OBJECTIVE: To investigate the feasibility of using neutron tomography to gain new knowledge of human articular cartilage degeneration in osteoarthritis (OA). Different sample preparation techniques were evaluated to identify maximum intra-tissue contrast.

DESIGN: Human articular cartilage samples from 14 deceased donors (18-75 years, 9 males, 5 females) and 4 patients undergoing total knee replacement due to known OA (all female, 61-75 years) were prepared using different techniques: control in saline, treated with heavy water saline, fixed and treated in heavy water saline, and fixed and dehydrated with ethanol. Neutron tomographic imaging (isotropic voxel sizes from 7.5 to 13.5 µm) was performed at two large scale facilities. The 3D images were evaluated for gradients in hydrogen attenuation as well as compared to images from absorption X-ray tomography, magnetic resonance imaging, and histology.

RESULTS: Cartilage was distinguishable from background and other tissues in neutron tomographs.
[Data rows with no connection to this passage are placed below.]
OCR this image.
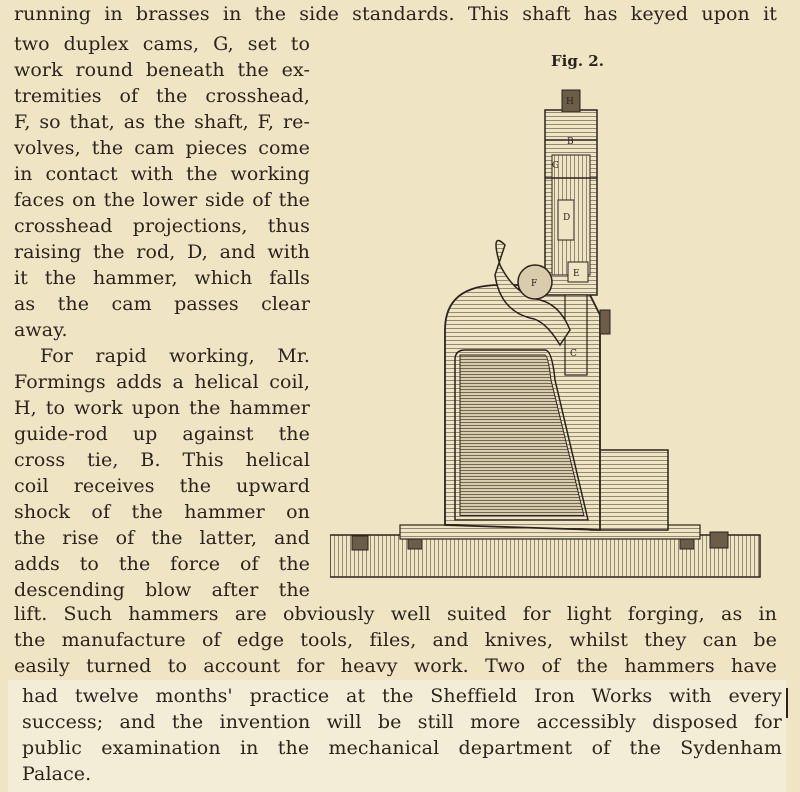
running in brasses in the side standards. This shaft has keyed upon it
two duplex cams, G, set to
work round beneath the ex-
tremities of the crosshead,
F, so that, as the shaft, F, re-
volves, the cam pieces come
in contact with the working
faces on the lower side of the
crosshead projections, thus
raising the rod, D, and with
it the hammer, which falls
as the cam passes clear
away.
For rapid working, Mr.
Formings adds a helical coil,
H, to work upon the hammer
guide-rod up against the
cross tie, B. This helical
coil receives the upward
shock of the hammer on
the rise of the latter, and
adds to the force of the
descending blow after the
lift. Such hammers are obviously well suited for light forging, as in
the manufacture of edge tools, files, and knives, whilst they can be
easily turned to account for heavy work. Two of the hammers have
had twelve months' practice at the Sheffield Iron Works with every
success; and the invention will be still more accessibly disposed for
public examination in the mechanical department of the Sydenham
Palace.
Fig. 2.
H
B
G
D
E
F
C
Intra-tissue contrast was highest in heavy water-treated samples, which showed a clear gradient from the cartilage surface to the bone interface. Increased neutron flux or exposure time improved image quality but did not affect the ability to detect gradients. Samples from older donors showed high variation in gradient profile, especially from donors with known OA.

CONCLUSIONS: Neutron tomography is a viable technique for specialized studies of cartilage, particularly for quantifying properties relating to the hydrogen density of the tissue matrix or water movement in the tissue.